Between my regular rotation of Bastards/Cool People/ICHH, I've been slowly making my way through
Better Offline's coverage of CES. Technically this is work-related and I should be listening on work time (obviously I'm not) but if you want like 20 hours of coverage about what's new in tech (spoiler: not very much), AI crammed into everything, and robots that still can't fold laundry, it's worth checking out.

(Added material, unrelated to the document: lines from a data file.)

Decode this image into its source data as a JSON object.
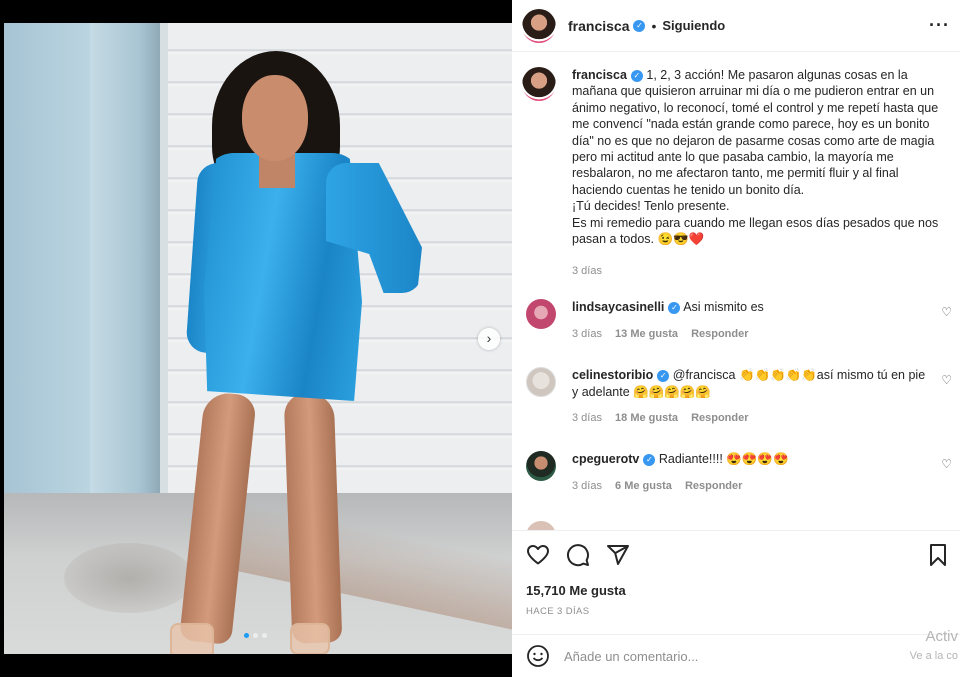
{
  "post": {
    "username": "francisca",
    "follow_status": "Siguiendo",
    "more_icon": "ellipsis-icon"
  },
  "caption": {
    "username": "francisca",
    "text": "1, 2, 3 acción! Me pasaron algunas cosas en la mañana que quisieron arruinar mi día o me pudieron entrar en un ánimo negativo, lo reconocí, tomé el control y me repetí hasta que me convencí \"nada están grande como parece, hoy es un bonito día\" no es que no dejaron de pasarme cosas como arte de magia pero mi actitud ante lo que pasaba cambio, la mayoría me resbalaron, no me afectaron tanto, me permití fluir y al final haciendo cuentas he tenido un bonito día.\n¡Tú decides! Tenlo presente.\nEs mi remedio para cuando me llegan esos días pesados que nos pasan a todos. 😉😎❤️",
    "time": "3 días"
  },
  "comments": [
    {
      "username": "lindsaycasinelli",
      "text": "Asi mismito es",
      "time": "3 días",
      "likes": "13 Me gusta",
      "reply": "Responder"
    },
    {
      "username": "celinestoribio",
      "text": "@francisca 👏👏👏👏👏así mismo tú en pie y adelante 🤗🤗🤗🤗🤗",
      "time": "3 días",
      "likes": "18 Me gusta",
      "reply": "Responder"
    },
    {
      "username": "cpeguerotv",
      "text": "Radiante!!!! 😍😍😍😍",
      "time": "3 días",
      "likes": "6 Me gusta",
      "reply": "Responder"
    }
  ],
  "actions": {
    "likes": "15,710 Me gusta",
    "time_ago": "HACE 3 DÍAS"
  },
  "add_comment": {
    "placeholder": "Añade un comentario..."
  },
  "watermark": {
    "line1": "Activ",
    "line2": "Ve a la co"
  }
}
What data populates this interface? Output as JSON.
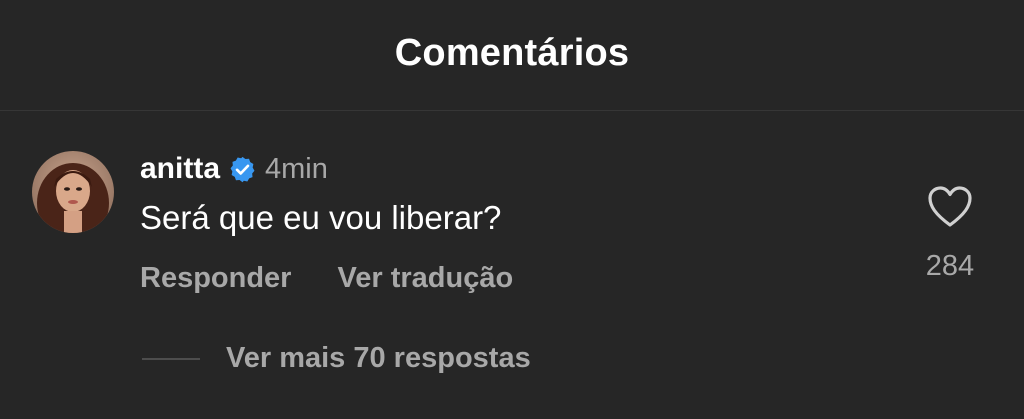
{
  "header": {
    "title": "Comentários"
  },
  "comment": {
    "avatar_icon": "avatar-photo",
    "username": "anitta",
    "verified_icon": "verified-badge-icon",
    "verified_color": "#3897f0",
    "timestamp": "4min",
    "text": "Será que eu vou liberar?",
    "actions": {
      "reply_label": "Responder",
      "translate_label": "Ver tradução"
    },
    "like": {
      "icon": "heart-icon",
      "count": "284"
    },
    "more_replies_label": "Ver mais 70 respostas"
  },
  "colors": {
    "background": "#262626",
    "primary_text": "#ffffff",
    "secondary_text": "#a8a8a8"
  }
}
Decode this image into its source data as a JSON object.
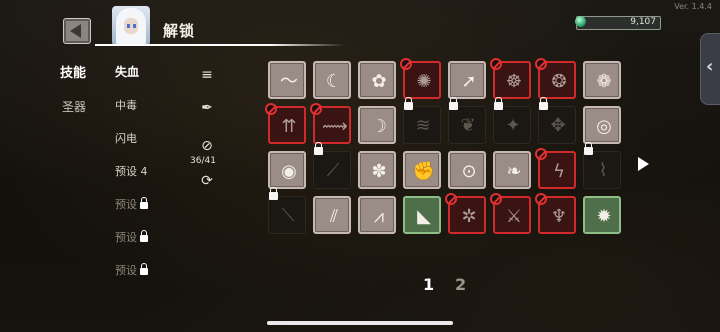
{
  "version": "Ver. 1.4.4",
  "header": {
    "title": "解锁",
    "currency_value": "9,107"
  },
  "categories": [
    {
      "label": "技能",
      "active": true
    },
    {
      "label": "圣器",
      "active": false
    }
  ],
  "presets": [
    {
      "label": "失血",
      "state": "selected"
    },
    {
      "label": "中毒",
      "state": "normal"
    },
    {
      "label": "闪电",
      "state": "normal"
    },
    {
      "label": "预设 4",
      "state": "normal"
    },
    {
      "label": "预设",
      "state": "locked"
    },
    {
      "label": "预设",
      "state": "locked"
    },
    {
      "label": "预设",
      "state": "locked"
    }
  ],
  "tools": {
    "sort_icon": "sort-icon",
    "brush_icon": "quill-icon",
    "forbid_icon": "forbid-icon",
    "counter": "36/41",
    "refresh_icon": "refresh-icon"
  },
  "grid": {
    "rows": [
      [
        {
          "status": "normal",
          "icon": "slash-swirl",
          "glyph": "〜"
        },
        {
          "status": "normal",
          "icon": "blade-arc",
          "glyph": "☾"
        },
        {
          "status": "normal",
          "icon": "burst-leaf",
          "glyph": "✿"
        },
        {
          "status": "banned",
          "icon": "star-burst",
          "glyph": "✺"
        },
        {
          "status": "normal",
          "icon": "arrow-strike",
          "glyph": "➚"
        },
        {
          "status": "banned",
          "icon": "dagger-ring",
          "glyph": "☸"
        },
        {
          "status": "banned",
          "icon": "bomb-orb",
          "glyph": "❂"
        },
        {
          "status": "normal",
          "icon": "thorn-ring",
          "glyph": "❁"
        }
      ],
      [
        {
          "status": "banned",
          "icon": "triple-arrow",
          "glyph": "⇈"
        },
        {
          "status": "banned",
          "icon": "fish-spear",
          "glyph": "⟿"
        },
        {
          "status": "normal",
          "icon": "crescent-claw",
          "glyph": "☽"
        },
        {
          "status": "locked",
          "icon": "wave-slash",
          "glyph": "≋"
        },
        {
          "status": "locked",
          "icon": "feather",
          "glyph": "❦"
        },
        {
          "status": "locked",
          "icon": "cross-spark",
          "glyph": "✦"
        },
        {
          "status": "locked",
          "icon": "leaf-cross",
          "glyph": "✥"
        },
        {
          "status": "normal",
          "icon": "spiral",
          "glyph": "◎"
        }
      ],
      [
        {
          "status": "normal",
          "icon": "target-orb",
          "glyph": "◉"
        },
        {
          "status": "locked",
          "icon": "sword-slash",
          "glyph": "⟋"
        },
        {
          "status": "normal",
          "icon": "chain-burst",
          "glyph": "✽"
        },
        {
          "status": "normal",
          "icon": "fist-strike",
          "glyph": "✊"
        },
        {
          "status": "normal",
          "icon": "whirl-ring",
          "glyph": "⊙"
        },
        {
          "status": "normal",
          "icon": "leaf-blade",
          "glyph": "❧"
        },
        {
          "status": "banned",
          "icon": "lightning-orb",
          "glyph": "ϟ"
        },
        {
          "status": "locked",
          "icon": "scythe",
          "glyph": "⌇"
        }
      ],
      [
        {
          "status": "locked",
          "icon": "bone-rod",
          "glyph": "⟍"
        },
        {
          "status": "normal",
          "icon": "double-slash",
          "glyph": "⫽"
        },
        {
          "status": "normal",
          "icon": "zigzag-spike",
          "glyph": "⩘"
        },
        {
          "status": "selected",
          "icon": "shard-burst",
          "glyph": "◣"
        },
        {
          "status": "banned",
          "icon": "thorn-chain",
          "glyph": "✲"
        },
        {
          "status": "banned",
          "icon": "slash-spark",
          "glyph": "⚔"
        },
        {
          "status": "banned",
          "icon": "root-hand",
          "glyph": "♆"
        },
        {
          "status": "selected",
          "icon": "flame-orb",
          "glyph": "✹"
        }
      ]
    ]
  },
  "pagination": {
    "pages": [
      "1",
      "2"
    ],
    "current": "1"
  },
  "colors": {
    "accent_red": "#d12a2a",
    "selected_green": "#8ebd86",
    "currency_gem": "#2fa36b"
  }
}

It's really interesting from more than just Ed Zitron's usual professional hater perspective—which, to be clear, is something I appreciate as a professional hater myself. Because with something like CES, the questions of "who is this for" and "what is the use case" are actually critical and in your face. It's the
Consumer Electronics Show, after all. So while robots in manufacturing are obviously a thing, the use case for household robots is a bit more questionable. The most successful household robot, the Roomba, recently went out of business, because as it turns out, they're not useful for 1) most households, which have things like furniture and sometimes stairs, or 2) the parts of your floor that you really don't want to vacuum, like tricky corners. They are good for scaring cats or if your cat is not scared of them,
transportation.
The episodes are full of even more absurd technology to solve problems that aren't real, like fridges that open for you, meant to automate the parts of your life that you actually want to enjoy. We want machines to do menial tasks, leaving creative work for us. As it turns out, they're quite good at menial tasks in a factory, where you're doing the same thing repeatedly, but not in a house, where you have to do a lot of little annoying things.
But what we (normal people) want is very different from what techbros want. Remember, these are people who have not had to experience challenges in real life, so when they think about what a person might need, they come up with things like "what if I didn't want to cook and I got my fridge to open for me and dumped a bunch of ingredients in a pot and it would make food, and also a robot read a bedtime story to my child?" The fantasy, of course, is having a slave. But that is not the fantasy that normal people have, and there's an incredible disconnect between where tech is heading and actual human needs.
Anyway, I am working through it very slowly because, as I said, 20+ hours, but it's worth a listen. Also if anyone can find pictures of Robert Evans in an exoskeleton I would like to see that for reasons.